In short, a revocation case typically involves an audit and likely involves fact disputes, as is the case here. And because this case involves a revocation, we presumptively can go beyond the administrative record. Cf. Animal Prot. Inst., Inc. v. United States, 1978 U.S. Ct. Cl. LEXIS 804, 1978 WL 4201 (Ct. Cl. 1978); Partners in Charity, Inc. v. Commissioner, 141 T.C. 151, 161-162 (2013).
Neither Stepnowski nor the cases it cites fall within this latter rule for the simple reason that they do not involve plan revocations. As discussed above, in Stepnowski, the plan was held by the IRS to continue to qualify; it did not involve a revocation. Likewise, in Wenzel v. Commissioner, 707 F.2d at 695, the plan participants challenged the IRS' favorable determination as to the plan's continuing qualification after a merger; it did not involve a revocation. Tamko Asphalt Prods., Inc. v. Commissioner, 658 F.2d at 736-739, involved an initial determination that the plan at issue did not qualify. In short, neither Stepnowski nor the cases it relied upon addressed the question of a plan revocation.
The instant cases present a revocation, the situation in which Rule 217(a) contemplates going beyond the administrative record. RSW and Key Lime argue that the Waage Law Firm, RSW, and Key Lime are not one controlled group because the Waages did not own the stock of RSW and Key Lime because the trusts owned the stock. Respondent counters that the trusts are shams and the Waages are the true owners of RSW and Key Lime. RSW and Key Lime further argue that they are not an affiliated service group with the Waage Law Firm because they did not perform the necessary activities to be considered part of such a group and because the record does not support such a finding. Again, respondent disagrees.

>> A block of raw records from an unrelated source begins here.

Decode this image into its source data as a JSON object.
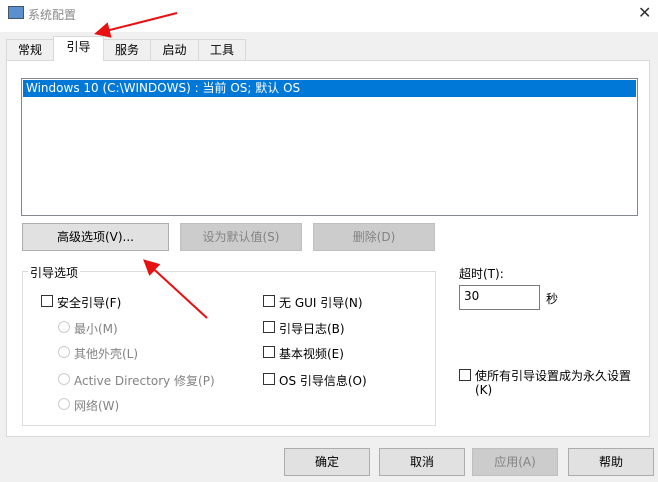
{
  "window": {
    "title": "系统配置",
    "close": "✕"
  },
  "tabs": [
    {
      "label": "常规"
    },
    {
      "label": "引导"
    },
    {
      "label": "服务"
    },
    {
      "label": "启动"
    },
    {
      "label": "工具"
    }
  ],
  "os_list": [
    "Windows 10 (C:\\WINDOWS) : 当前 OS; 默认 OS"
  ],
  "buttons": {
    "advanced": "高级选项(V)...",
    "set_default": "设为默认值(S)",
    "delete": "删除(D)",
    "ok": "确定",
    "cancel": "取消",
    "apply": "应用(A)",
    "help": "帮助"
  },
  "boot_options": {
    "title": "引导选项",
    "safe_boot": "安全引导(F)",
    "minimal": "最小(M)",
    "alt_shell": "其他外壳(L)",
    "ad_repair": "Active Directory 修复(P)",
    "network": "网络(W)",
    "no_gui": "无 GUI 引导(N)",
    "boot_log": "引导日志(B)",
    "base_video": "基本视频(E)",
    "os_info": "OS 引导信息(O)"
  },
  "timeout": {
    "label": "超时(T):",
    "value": "30",
    "unit": "秒"
  },
  "permanent": {
    "label_line1": "使所有引导设置成为永久设置",
    "label_line2": "(K)"
  },
  "colors": {
    "selection": "#0078d7",
    "arrow": "#e81010"
  }
}
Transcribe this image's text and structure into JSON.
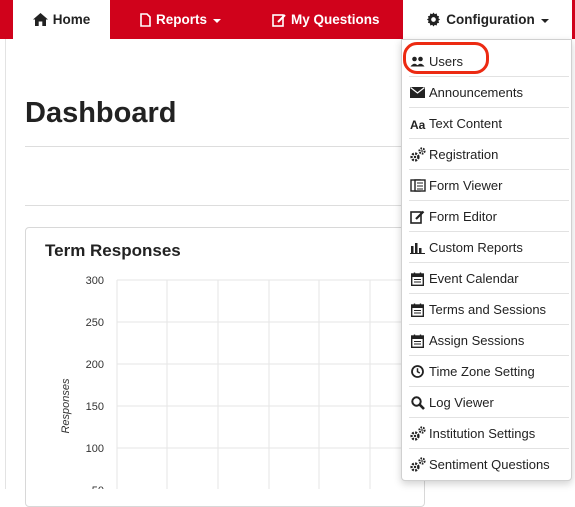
{
  "nav": {
    "home": "Home",
    "reports": "Reports",
    "my_questions": "My Questions",
    "configuration": "Configuration"
  },
  "page": {
    "title": "Dashboard"
  },
  "panel": {
    "title": "Term Responses"
  },
  "chart_data": {
    "type": "bar",
    "title": "Term Responses",
    "ylabel": "Responses",
    "ylim": [
      0,
      300
    ],
    "yticks": [
      300,
      250,
      200,
      150,
      100,
      50
    ],
    "grid": true
  },
  "menu": {
    "items": [
      {
        "label": "Users",
        "icon": "users-icon"
      },
      {
        "label": "Announcements",
        "icon": "envelope-icon"
      },
      {
        "label": "Text Content",
        "icon": "font-icon"
      },
      {
        "label": "Registration",
        "icon": "cogs-icon"
      },
      {
        "label": "Form Viewer",
        "icon": "forms-icon"
      },
      {
        "label": "Form Editor",
        "icon": "edit-icon"
      },
      {
        "label": "Custom Reports",
        "icon": "bar-chart-icon"
      },
      {
        "label": "Event Calendar",
        "icon": "calendar-icon"
      },
      {
        "label": "Terms and Sessions",
        "icon": "calendar-icon"
      },
      {
        "label": "Assign Sessions",
        "icon": "calendar-icon"
      },
      {
        "label": "Time Zone Setting",
        "icon": "clock-icon"
      },
      {
        "label": "Log Viewer",
        "icon": "search-icon"
      },
      {
        "label": "Institution Settings",
        "icon": "cogs-icon"
      },
      {
        "label": "Sentiment Questions",
        "icon": "cogs-icon"
      }
    ]
  },
  "colors": {
    "nav_bg": "#d0021b",
    "highlight": "#ec2a12"
  }
}
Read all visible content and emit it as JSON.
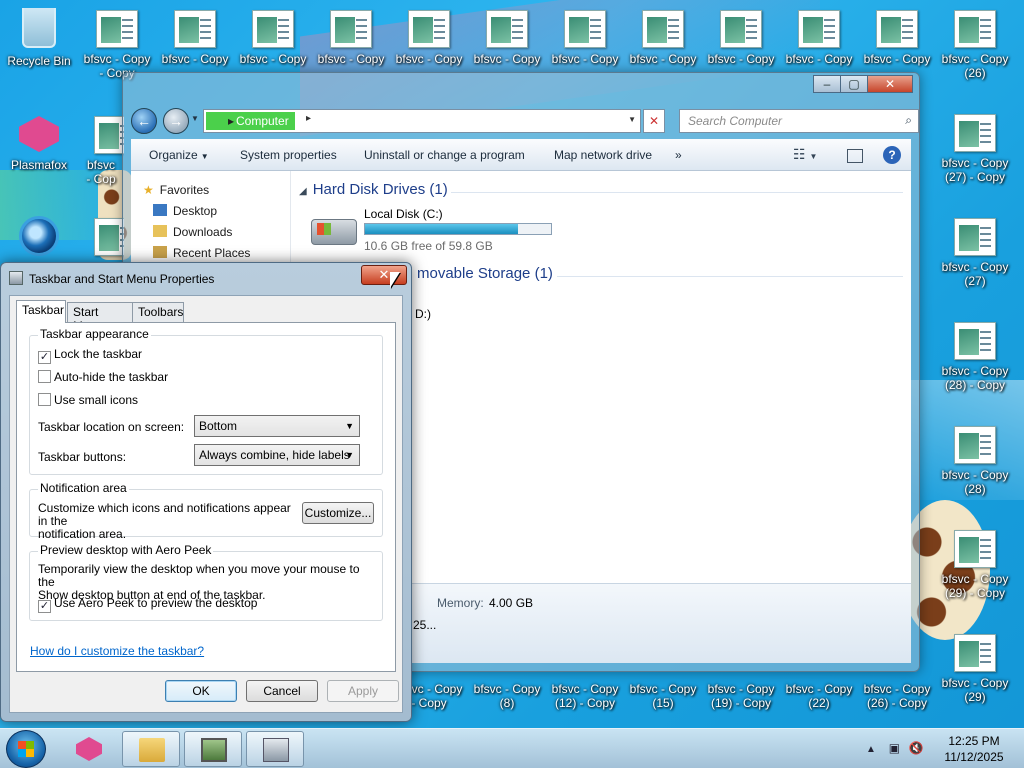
{
  "desktop": {
    "row1": [
      "Recycle Bin",
      "bfsvc - Copy",
      "bfsvc - Copy",
      "bfsvc - Copy",
      "bfsvc - Copy",
      "bfsvc - Copy",
      "bfsvc - Copy",
      "bfsvc - Copy",
      "bfsvc - Copy",
      "bfsvc - Copy",
      "bfsvc - Copy",
      "bfsvc - Copy",
      "bfsvc - Copy"
    ],
    "row1_sub": [
      "",
      "- Copy",
      "",
      "",
      "",
      "",
      "",
      "",
      "",
      "",
      "",
      "",
      "(26)"
    ],
    "plasmafox": "Plasmafox",
    "col2_label": "bfsvc",
    "col2_sub": "- Cop",
    "right_col": [
      {
        "label": "bfsvc - Copy",
        "sub": "(27) - Copy"
      },
      {
        "label": "bfsvc - Copy",
        "sub": "(27)"
      },
      {
        "label": "bfsvc - Copy",
        "sub": "(28) - Copy"
      },
      {
        "label": "bfsvc - Copy",
        "sub": "(28)"
      },
      {
        "label": "bfsvc - Copy",
        "sub": "(29) - Copy"
      },
      {
        "label": "bfsvc - Copy",
        "sub": "(29)"
      }
    ],
    "bottom_row": [
      {
        "label": "bfsvc - Copy",
        "sub": "- Copy"
      },
      {
        "label": "bfsvc - Copy",
        "sub": "(8)"
      },
      {
        "label": "bfsvc - Copy",
        "sub": "(12) - Copy"
      },
      {
        "label": "bfsvc - Copy",
        "sub": "(15)"
      },
      {
        "label": "bfsvc - Copy",
        "sub": "(19) - Copy"
      },
      {
        "label": "bfsvc - Copy",
        "sub": "(22)"
      },
      {
        "label": "bfsvc - Copy",
        "sub": "(26) - Copy"
      }
    ]
  },
  "explorer": {
    "address_crumb": "Computer",
    "search_placeholder": "Search Computer",
    "commands": [
      "Organize",
      "System properties",
      "Uninstall or change a program",
      "Map network drive",
      "»"
    ],
    "nav": {
      "favorites": "Favorites",
      "items": [
        "Desktop",
        "Downloads",
        "Recent Places"
      ]
    },
    "hdd_header": "Hard Disk Drives (1)",
    "removable_header": "movable Storage (1)",
    "disk": {
      "name": "Local Disk (C:)",
      "free": "10.6 GB free of 59.8 GB",
      "used_fraction": 0.823
    },
    "removable_partial": "D:)",
    "details_memory_label": "Memory:",
    "details_memory_value": "4.00 GB",
    "details_partial": "25..."
  },
  "dialog": {
    "title": "Taskbar and Start Menu Properties",
    "close_glyph": "✕",
    "tabs": [
      "Taskbar",
      "Start Menu",
      "Toolbars"
    ],
    "appearance": {
      "title": "Taskbar appearance",
      "lock": {
        "label": "Lock the taskbar",
        "checked": true
      },
      "autohide": {
        "label": "Auto-hide the taskbar",
        "checked": false
      },
      "small_icons": {
        "label": "Use small icons",
        "checked": false
      },
      "location_label": "Taskbar location on screen:",
      "location_value": "Bottom",
      "buttons_label": "Taskbar buttons:",
      "buttons_value": "Always combine, hide labels"
    },
    "notification": {
      "title": "Notification area",
      "text_line1": "Customize which icons and notifications appear in the",
      "text_line2": "notification area.",
      "customize": "Customize..."
    },
    "peek": {
      "title": "Preview desktop with Aero Peek",
      "text_line1": "Temporarily view the desktop when you move your mouse to the",
      "text_line2": "Show desktop button at end of the taskbar.",
      "use": {
        "label": "Use Aero Peek to preview the desktop",
        "checked": true
      }
    },
    "help_link": "How do I customize the taskbar?",
    "ok": "OK",
    "cancel": "Cancel",
    "apply": "Apply"
  },
  "taskbar": {
    "time": "12:25 PM",
    "date": "11/12/2025"
  }
}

Although RSW and Key Lime do not dispute the genuineness of the items in the administrative record, they maintain that the administrative record contains facts that are conflicting and in dispute. Further, respondent's own motion states that respondent lacks evidence regarding the actions of the trustee and the stock transfers. The filings from RSW and Key Lime indicate that such evidence is available. Nothing in our Rules precludes RSW and Key Lime from producing this evidence or using it at trial.

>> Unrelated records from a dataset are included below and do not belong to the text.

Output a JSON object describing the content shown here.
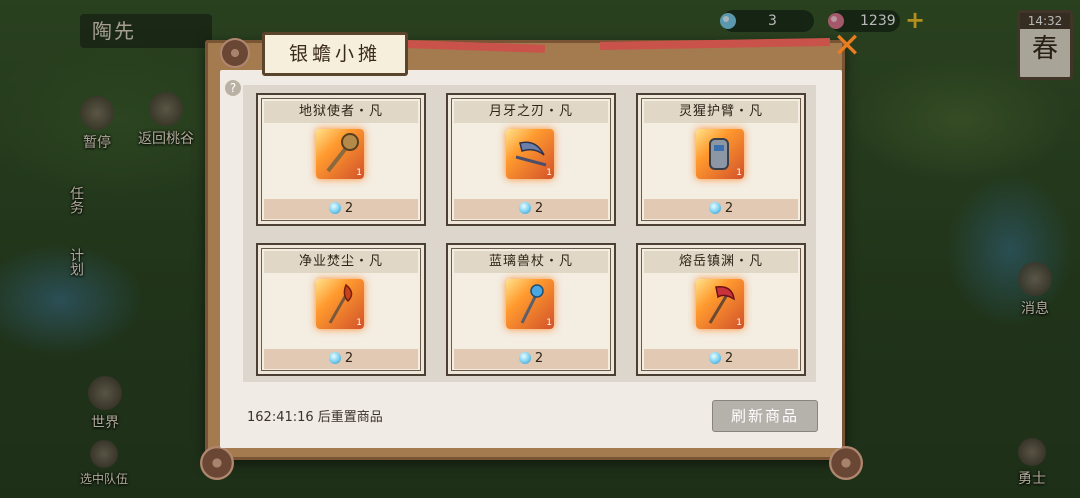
{
  "hud": {
    "player_name": "陶先",
    "pause_label": "暂停",
    "return_label": "返回桃谷",
    "task_label": "任务",
    "plan_label": "计划",
    "world_label": "世界",
    "team_label": "选中队伍",
    "message_label": "消息",
    "hero_label": "勇士"
  },
  "currency": {
    "crystal_count": "3",
    "jade_count": "1239",
    "add_symbol": "+"
  },
  "season": {
    "time": "14:32",
    "name": "春"
  },
  "shop": {
    "title": "银蟾小摊",
    "close_symbol": "✕",
    "help_symbol": "?",
    "items": [
      {
        "name": "地狱使者・凡",
        "level": "1",
        "price": "2",
        "icon": "mace-icon",
        "weapon_color": "#b48a4a"
      },
      {
        "name": "月牙之刃・凡",
        "level": "1",
        "price": "2",
        "icon": "crescent-blade-icon",
        "weapon_color": "#6d7fa8"
      },
      {
        "name": "灵猩护臂・凡",
        "level": "1",
        "price": "2",
        "icon": "bracer-icon",
        "weapon_color": "#8d96a4"
      },
      {
        "name": "净业焚尘・凡",
        "level": "1",
        "price": "2",
        "icon": "torch-staff-icon",
        "weapon_color": "#c2451e"
      },
      {
        "name": "蓝璃兽杖・凡",
        "level": "1",
        "price": "2",
        "icon": "blue-staff-icon",
        "weapon_color": "#4aa7e0"
      },
      {
        "name": "熔岳镇渊・凡",
        "level": "1",
        "price": "2",
        "icon": "axe-icon",
        "weapon_color": "#c8323a"
      }
    ],
    "reset_text": "162:41:16 后重置商品",
    "refresh_label": "刷新商品"
  }
}
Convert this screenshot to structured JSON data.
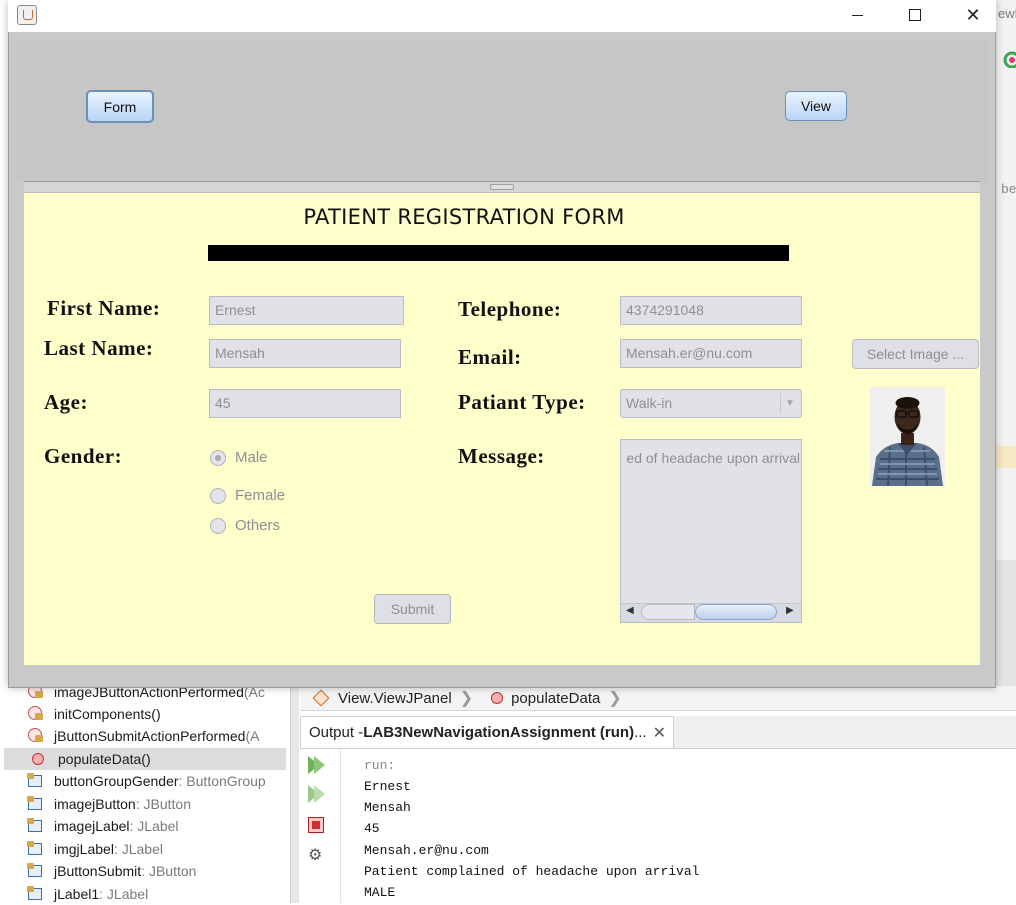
{
  "ide": {
    "navigator": {
      "items": [
        {
          "name": "imageJButtonActionPerformed",
          "type": "(Ac",
          "icon": "private-method-icon"
        },
        {
          "name": "initComponents()",
          "type": "",
          "icon": "private-method-icon"
        },
        {
          "name": "jButtonSubmitActionPerformed",
          "type": "(A",
          "icon": "private-method-icon"
        },
        {
          "name": "populateData()",
          "type": "",
          "icon": "method-icon"
        },
        {
          "name": "buttonGroupGender",
          "type": " : ButtonGroup",
          "icon": "field-icon"
        },
        {
          "name": "imagejButton",
          "type": " : JButton",
          "icon": "field-icon"
        },
        {
          "name": "imagejLabel",
          "type": " : JLabel",
          "icon": "field-icon"
        },
        {
          "name": "imgjLabel",
          "type": " : JLabel",
          "icon": "field-icon"
        },
        {
          "name": "jButtonSubmit",
          "type": " : JButton",
          "icon": "field-icon"
        },
        {
          "name": "jLabel1",
          "type": " : JLabel",
          "icon": "field-icon"
        }
      ]
    },
    "breadcrumb": [
      "View.ViewJPanel",
      "populateData"
    ],
    "output": {
      "tab_prefix": "Output - ",
      "tab_title": "LAB3NewNavigationAssignment (run)",
      "tab_ellipsis": " ...",
      "lines": [
        "run:",
        "Ernest",
        "Mensah",
        "45",
        "Mensah.er@nu.com",
        "Patient complained of headache upon arrival",
        "MALE"
      ]
    },
    "edge_text_top": "ewN",
    "edge_text_mid": "be"
  },
  "window": {
    "controls": {
      "minimize": "minimize-icon",
      "maximize": "maximize-icon",
      "close": "close-icon"
    }
  },
  "nav_buttons": {
    "form": "Form",
    "view": "View"
  },
  "form": {
    "title": "PATIENT REGISTRATION FORM",
    "labels": {
      "first_name": "First Name:",
      "last_name": "Last Name:",
      "age": "Age:",
      "gender": "Gender:",
      "telephone": "Telephone:",
      "email": "Email:",
      "patient_type": "Patiant Type:",
      "message": "Message:"
    },
    "values": {
      "first_name": "Ernest",
      "last_name": "Mensah",
      "age": "45",
      "telephone": "4374291048",
      "email": "Mensah.er@nu.com",
      "patient_type": "Walk-in",
      "message": "ed of headache upon arrival"
    },
    "gender_options": [
      "Male",
      "Female",
      "Others"
    ],
    "gender_selected": "Male",
    "submit_label": "Submit",
    "select_image_label": "Select Image ..."
  },
  "colors": {
    "form_background": "#ffffcc",
    "panel_gray": "#c6c6c6",
    "disabled_text": "#8e8e96"
  }
}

Accordingly, when viewing factual inferences in the light most favorable to RSW and Key Lime as the nonmoving parties, we find that genuine disputes of material fact exist. The parties argue about the meaning of Rule 217. We hold that under that Rule, we are not limited to the administrative record in this proceeding concerning plan revocations because the parties do not agree that the administrative record contains all of the relevant facts and that those facts are not in dispute.
To reflect the foregoing,
An appropriate order will be issued denying respondent's motion.